Structural Dynamics Of Calmodulin In Regulation Of Ryr Calcium Release Channels

We have used time-resolved fluorescence resonance energy transfer (TR-FRET) to study the structural changes in calmodulin (CaM) that are relevant to regulation of the skeletal muscle calcium release channel, the ryanodine receptor (RyR1 isoform). Several studies suggest that the modulatory role of CaM is closely tied to its conformation when bound to RyR, but the correlation between structure and function in physiologically relevant conditions is largely unknown. To test the hypothesis that the modulatory action of CaM on RyR1 is caused by structural changes in the CaM-RyR1 complex, we used TR-FRET between two fluorescent probes covalently bound to each lobe (N and C) of CaM to measure Ca2+-dependent changes in the distance between lobes when CaM is bound to RyR1 in sarcoplasmic reticulum membranes, isolated RyR1, and a peptide corresponding to a CaM-binding domain of RyR1 (RyRp; RyR residues 3614-3643). [3H]-ryanodine binding measurements were performed to ensure functional integrity of labeled CaM constructs, and to directly correlate the FRET structural readout with the CaM-RyR functional interaction.
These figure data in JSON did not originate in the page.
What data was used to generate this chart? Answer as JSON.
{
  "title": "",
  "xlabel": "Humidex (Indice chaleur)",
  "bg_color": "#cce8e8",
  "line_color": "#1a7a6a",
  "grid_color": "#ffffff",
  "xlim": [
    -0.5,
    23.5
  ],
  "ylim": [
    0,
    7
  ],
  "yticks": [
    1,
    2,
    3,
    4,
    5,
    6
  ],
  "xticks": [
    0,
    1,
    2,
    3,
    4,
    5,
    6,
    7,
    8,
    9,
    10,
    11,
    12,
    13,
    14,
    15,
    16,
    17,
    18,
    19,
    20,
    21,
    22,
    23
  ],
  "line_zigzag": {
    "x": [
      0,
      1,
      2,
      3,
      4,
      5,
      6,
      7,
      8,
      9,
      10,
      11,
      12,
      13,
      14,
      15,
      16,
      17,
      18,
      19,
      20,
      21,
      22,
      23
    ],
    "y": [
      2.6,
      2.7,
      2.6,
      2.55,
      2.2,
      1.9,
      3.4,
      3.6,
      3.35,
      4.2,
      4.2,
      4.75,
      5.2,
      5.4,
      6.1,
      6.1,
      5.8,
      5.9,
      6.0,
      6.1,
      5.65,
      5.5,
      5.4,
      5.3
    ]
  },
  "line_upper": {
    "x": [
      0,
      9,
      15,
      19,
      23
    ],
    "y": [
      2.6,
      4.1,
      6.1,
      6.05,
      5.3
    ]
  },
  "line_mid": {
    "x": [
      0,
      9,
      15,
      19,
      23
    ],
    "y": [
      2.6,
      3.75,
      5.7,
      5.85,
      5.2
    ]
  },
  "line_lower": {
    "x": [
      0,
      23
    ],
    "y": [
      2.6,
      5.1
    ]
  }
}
At both low and high Ca2+, we find that CaM adopts a unique structure when bound to full-length RyR1 compared with binding to RyRp. These data suggest that the structure of CaM when bound to the peptide is not representative of CaM binding to full-length RyR1. This striking result has implications for many other CaM binding partners that have been structurally characterized through peptide studies. Ongoing studies utilize purified RyR1 to directly measure CaM-RyR binding kinetics as well as utilize this CaM biosensor to determine the structural changes that contribute to regulation of the cardiac RyR isoform (RyR2). This work was supported by NIH grants AG26160 (DDT), HL092097 (RLC) and 1F31AG052329-01A1 (MRM) and an American Heart Association Predoctoral Fellowship 15PRE25700131 (MRM).